Nuit éternelle
Un je ne sais quoi me réveille. J'ouvre des yeux bouffis de fatigue. Encore Pifou qui a dû réussir à entrouvrir la porte d'un coup de patte. Je déteste dormir la porte ouverte. Je tourne la tête pour vérifier. Impossible.
D’un coup, tous mes sens sont en alerte : Un silence assourdissant me dise mes oreilles, aucune odeur m'informe mon nez. Ce qui m'inquiète ce sont mes yeux. Ils n'arrivent pas à percer l'obscurité. Pourtant le réverbère créé toujours une lueur dans la chambre, malgré les doubles rideaux installés par les parents à mon retour de thèse. Je suis perplexe.
Je cligne des yeux pour sentir leurs mouvements : ils sont bien ouverts. Mes pupilles se dilatent au maximum. Je distingue une forme. Une tête émerge de l’obscurité.

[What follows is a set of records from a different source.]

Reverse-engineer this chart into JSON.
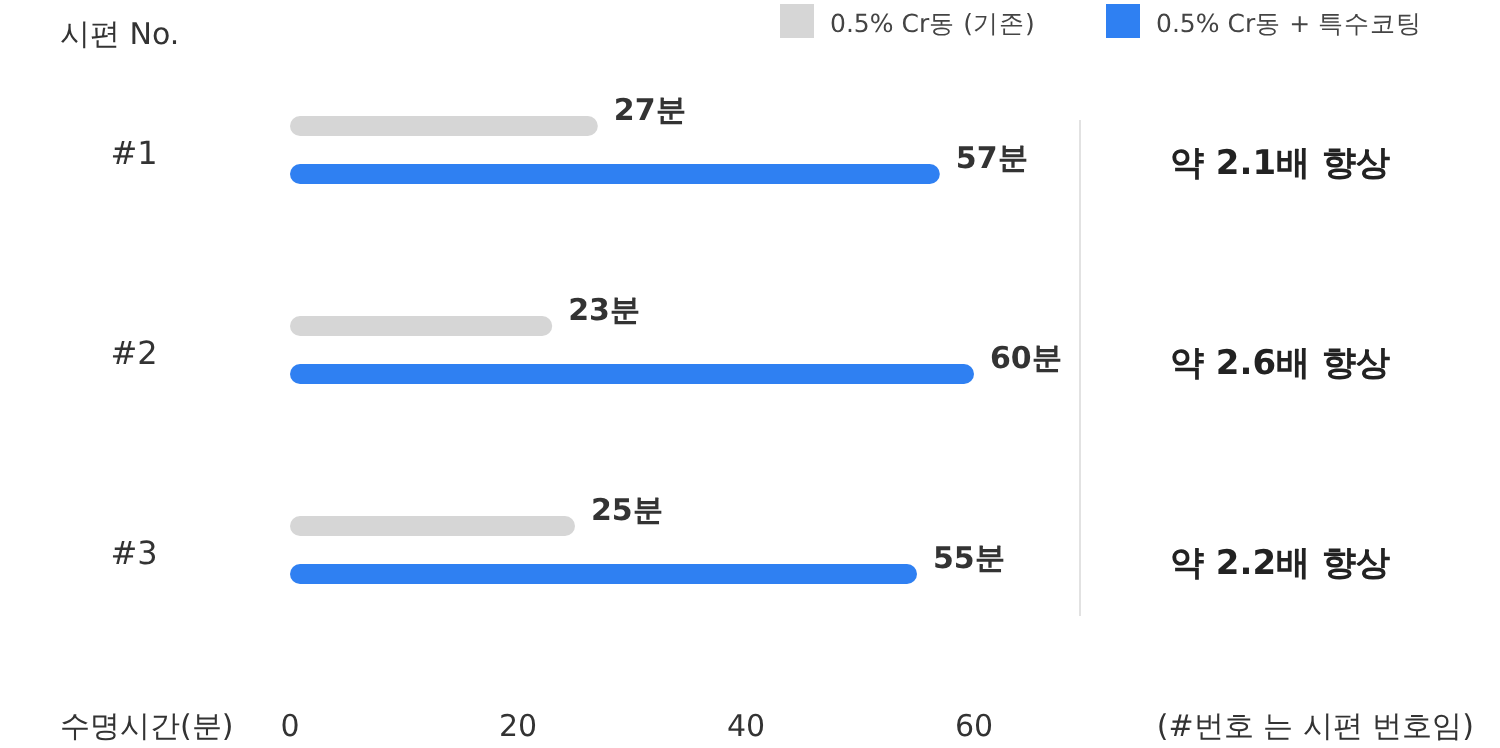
{
  "chart_data": {
    "type": "bar",
    "orientation": "horizontal",
    "ylabel": "시편 No.",
    "xlabel": "수명시간(분)",
    "categories": [
      "#1",
      "#2",
      "#3"
    ],
    "series": [
      {
        "name": "0.5% Cr동 (기존)",
        "color": "#d6d6d6",
        "values": [
          27,
          23,
          25
        ],
        "value_labels": [
          "27분",
          "23분",
          "25분"
        ]
      },
      {
        "name": "0.5% Cr동 + 특수코팅",
        "color": "#2f80f2",
        "values": [
          57,
          60,
          55
        ],
        "value_labels": [
          "57분",
          "60분",
          "55분"
        ]
      }
    ],
    "xlim": [
      0,
      60
    ],
    "xticks": [
      0,
      20,
      40,
      60
    ],
    "legend": "top right",
    "grid": false,
    "annotations": [
      "약 2.1배 향상",
      "약 2.6배 향상",
      "약 2.2배 향상",
      "(#번호 는 시편 번호임)"
    ]
  }
}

Mon Dieu, quelqu’un est entré dans la maison ! J’essaie de bouger. Rien. Cette tête comme suspendue dans un halo de ténèbres se penche vers moi. Des yeux scintillants croisent les miens. Un désir sombre les habite. Mon cœur en pleine cavalcade saute un battement. L’angoisse l’enserre. Mon cerveau foisonne d’images horribles issues des séries américaines que j’affectionne : femme droguée, séquestrée, corps mutilé. Puis mes neurones rendent les armes. La panique a atteint un tel niveau que le cerveau déroute les communications pour éviter l’overdose de neurotransmetteurs. Je me mets à trembler, transpirer, immobile. Je suis paralysée. Par la peur ? La drogue ? Depuis combien de temps ? Je regarde ces yeux dorées qui s’approchent, s’approchent. Je sens une main froide qui attrape mon menton, tord mon visage vers la gauche. Le réveil entre dans mon champ de vision : 00 :01. Je ne peux plus voir l’intrus.

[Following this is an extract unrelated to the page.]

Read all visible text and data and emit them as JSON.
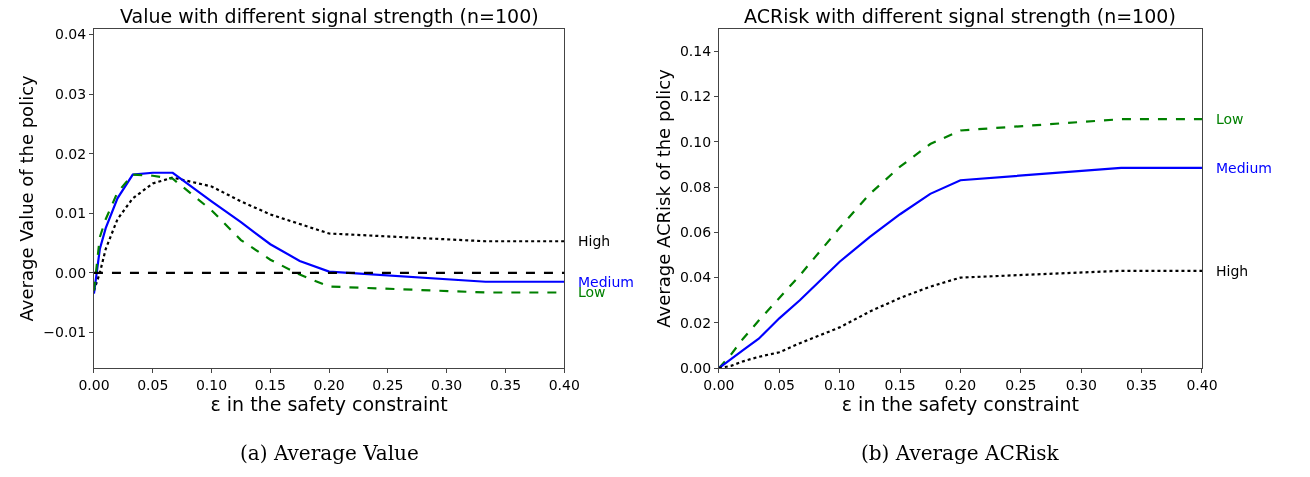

Je sens que çà se penche vers moi. Beurk, il me sent le cou. Il me lèche. Ah, c’est immonde ! Il…me mord ! J’aimerais me débattre, appeler à l’aide. J’ai l’impression que deux aiguilles s’enfoncent dans ma gorge vulnérable. Des dents ! Impossible ! La raison n’est plus de mise ce soir. Il faut que je sorte de là. C’est un cauchemar ! Oui, c’est çà un cauchemar. D’où les sens déroutés, l’incongruité de la situation : un voleur qui vient dans ma chambre au lieu du coffre dans le bureau ou de l’entrée avec nos sacs à main. N’importe quoi ? Cette fraction de bon sens est emportée par un maelstrom de plaisir, Un gout suave s’empare de mes papilles et je chavire…Puis les dents ressortent, et je reste pantelante happée par son regard.
- Léa, le monde n’est pas ce que tu crois, me sussure une voix douce, terrifiante de douceur.
Une saveur métallique se répand dans ma bouche. Ma langue indépendante s’empare avide des gouttes qui s’attardent sur mes lèvres.
Un froissement de drap, une main qui s'agite. Je me réveille en sursaut de ce cauchemar trouble. Brr… Je secoue la tête. Bon sang, j’ai la gorge tellement sèche ! Je vais aller boire un petit quelque chose; maman a sans doute une bouteille de jus dans le frigo.
Léa repousse les draps et sort de sa chambre d’un pas rapide.
Dans le miroir, face au lit, seuls les draps ont bougé.